In the glass, a light-colored garnet, mostly transparent. Giving it a good swirl, the aromas rise easily from the glass, sandalwood, sweet baking spices, wet earth funk, and cranberry toast, so very aromatic. On the palate, the tannins are seamlessly integrated, this wine coats the mouth nicely, generously embracing. Taste-wise, generous amounts of cranberry, sweet strawberry, baking spice, orange tea, and damp earth. I would say this wine is more fruit-forward, less about the earth tones. The acid to fruit ratio is excellent, the finish long and sumptuous. Score: 93 points. Highly Recommended.
When I asked Anthony Van Nice Co-Founder of BMW about how they came up with the name of the wine, he answered, 

"The name evolved over a few glasses of wine. My wife is from the South and is found in magnolias. I wanted the name to describe the wine indirectly and magnolias are beautiful, fragrant, and velvety just like great pinot. There is no such thing as a black magnolia, at least there was not until now. We wanted it to evoke something new, a little dark, and intriguing." 

I really liked this answer, it's a great name. Coming up with a wine label, that sets you apart from the competition is not as easy as it sounds. The grapes pressed into service to deliver this fantastic juice, I hear come from some well-regarded acreage. You can expect to see many tasty vintages from this label in the future.  

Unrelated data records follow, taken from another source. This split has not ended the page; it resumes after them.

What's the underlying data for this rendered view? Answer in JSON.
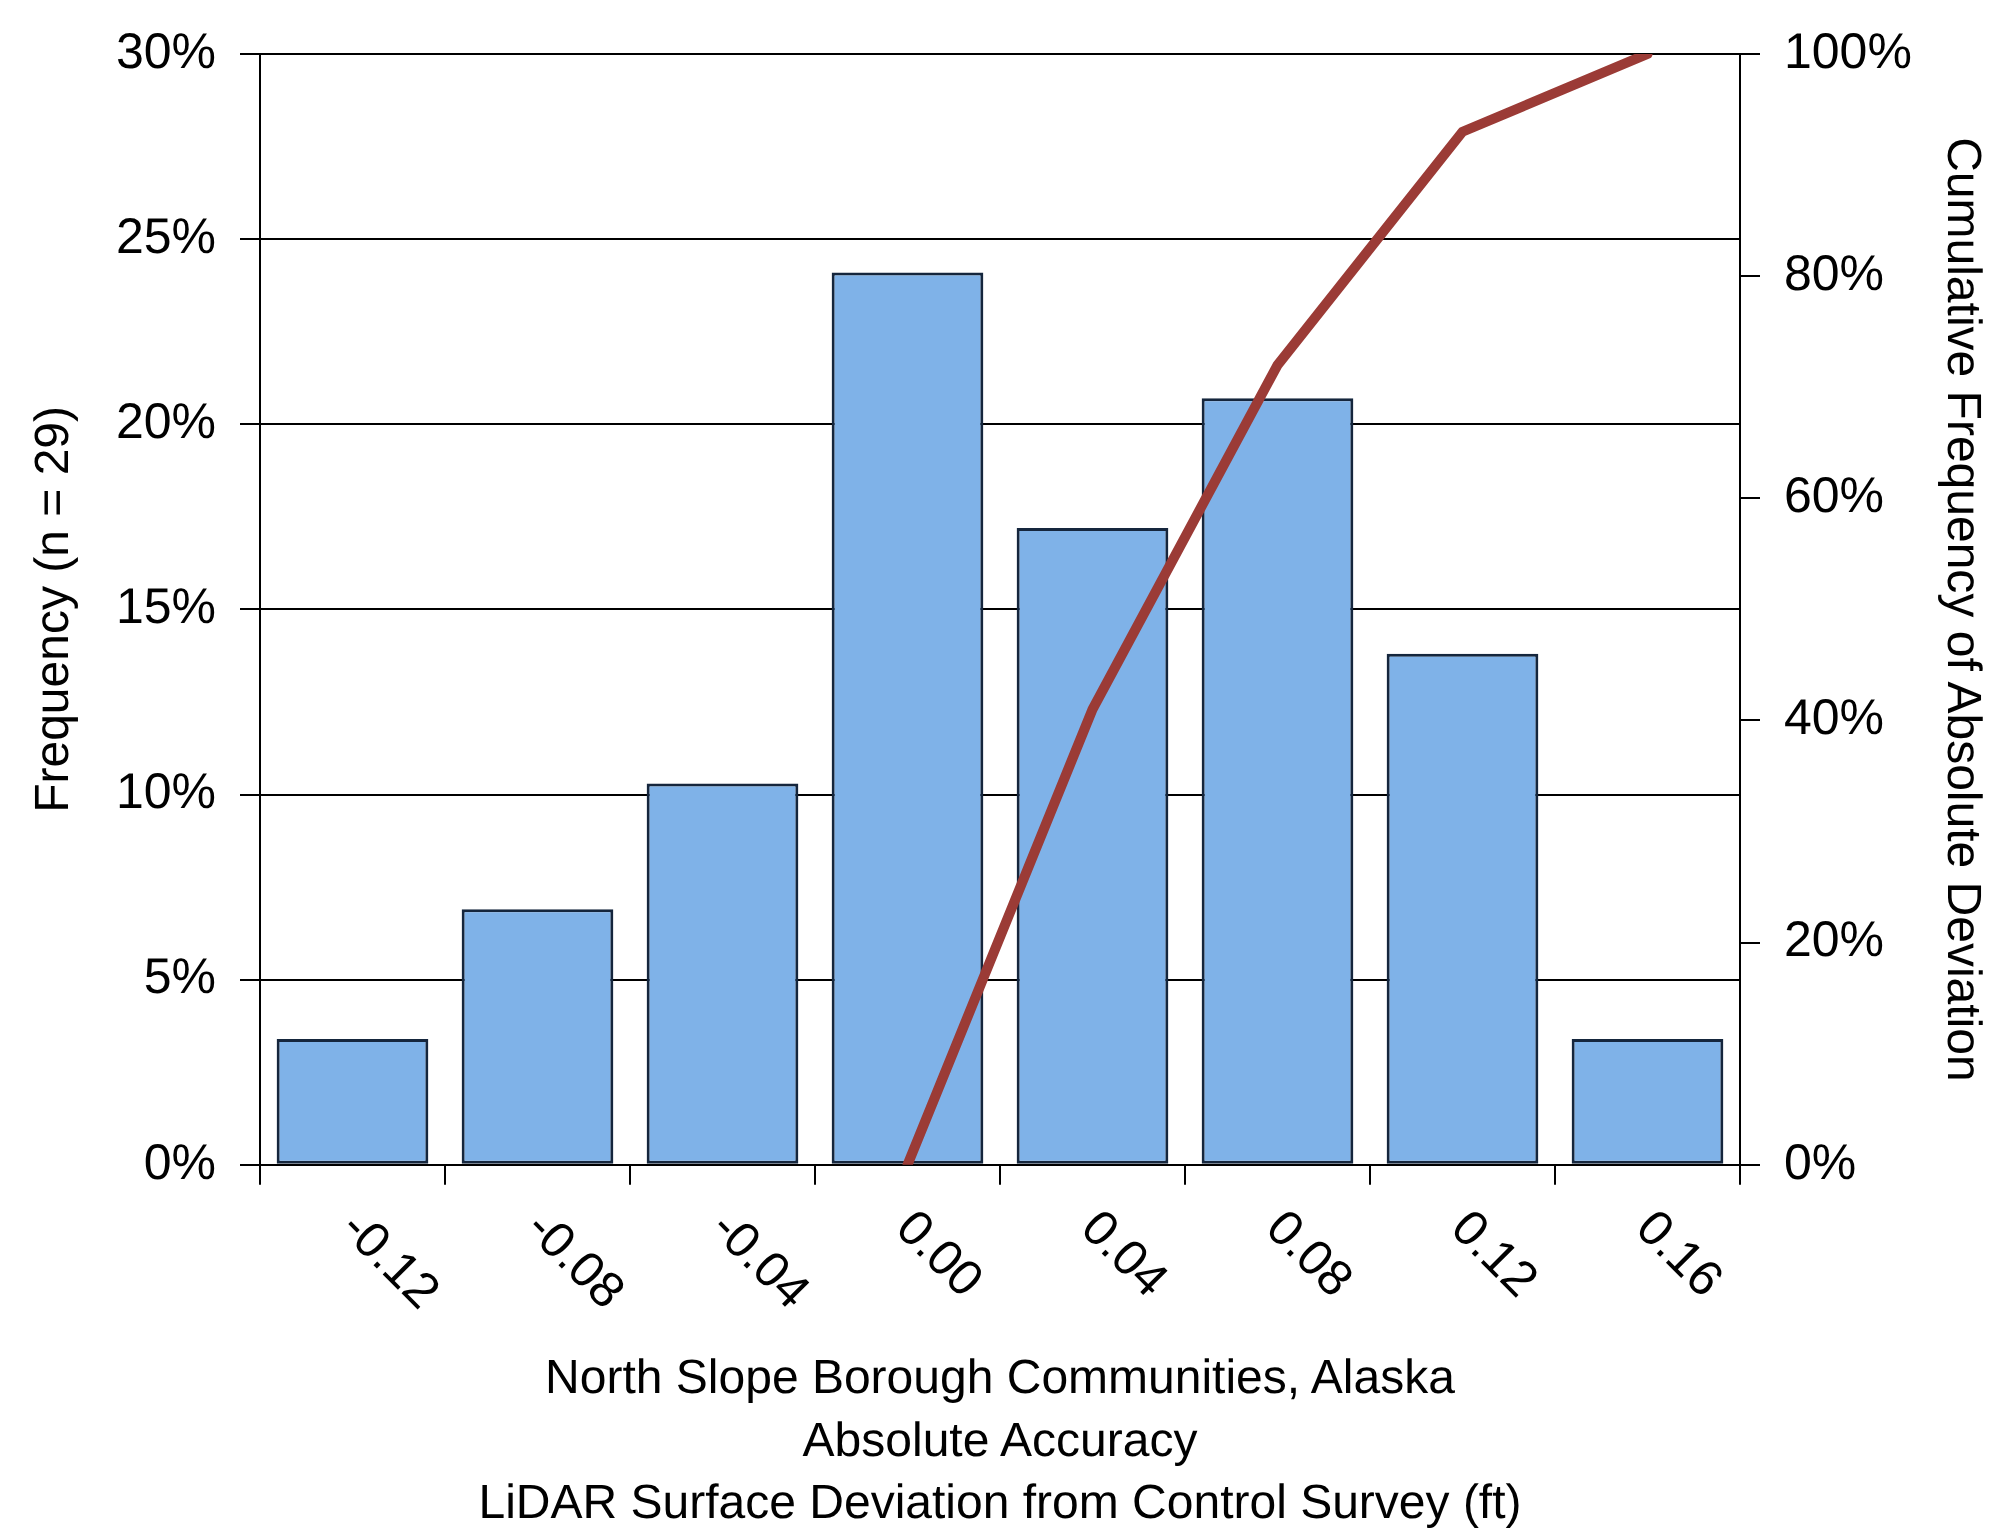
{
  "chart_data": {
    "type": "bar",
    "categories": [
      "-0.12",
      "-0.08",
      "-0.04",
      "0.00",
      "0.04",
      "0.08",
      "0.12",
      "0.16"
    ],
    "series": [
      {
        "color": "#7fb2e8",
        "values": [
          3.4,
          6.9,
          10.3,
          24.1,
          17.2,
          20.7,
          13.8,
          3.4
        ]
      },
      {
        "type": "line",
        "axis": "y2",
        "color": "#9b3b36",
        "values": [
          null,
          null,
          null,
          0,
          41,
          72,
          93,
          100
        ]
      }
    ],
    "xlabel": "North Slope Borough Communities, Alaska\nAbsolute Accuracy\nLiDAR Surface Deviation from Control Survey (ft)",
    "ylabel": "Frequency (n = 29)",
    "y2label": "Cumulative Frequency of Absolute Deviation",
    "ylim": [
      0,
      30
    ],
    "yticks": [
      {
        "value": 0,
        "label": "0%"
      },
      {
        "value": 5,
        "label": "5%"
      },
      {
        "value": 10,
        "label": "10%"
      },
      {
        "value": 15,
        "label": "15%"
      },
      {
        "value": 20,
        "label": "20%"
      },
      {
        "value": 25,
        "label": "25%"
      },
      {
        "value": 30,
        "label": "30%"
      }
    ],
    "y2lim": [
      0,
      100
    ],
    "y2ticks": [
      {
        "value": 0,
        "label": "0%"
      },
      {
        "value": 20,
        "label": "20%"
      },
      {
        "value": 40,
        "label": "40%"
      },
      {
        "value": 60,
        "label": "60%"
      },
      {
        "value": 80,
        "label": "80%"
      },
      {
        "value": 100,
        "label": "100%"
      }
    ],
    "grid": "y",
    "marker": "none",
    "line_style": "solid"
  }
}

At least two of the wines in this report are media samples, the others were acquired the old fashioned way, cold hard cash, earned by the sweat of my brow, don't you know. That said, keep in mind the reason behind this article is not because I was asked to do so by a PR company, not that that's a bad thing. I'm just doing a bit of virtue signaling, so you, dear reader can be assured of the fact, that I have no other motive than my love of the grape varietal Pinot Noir.


Rand Paul said…
Oh Bill, sensational and riveting reviews as always, thanks for the signal of virtue, not all heroes wear capes.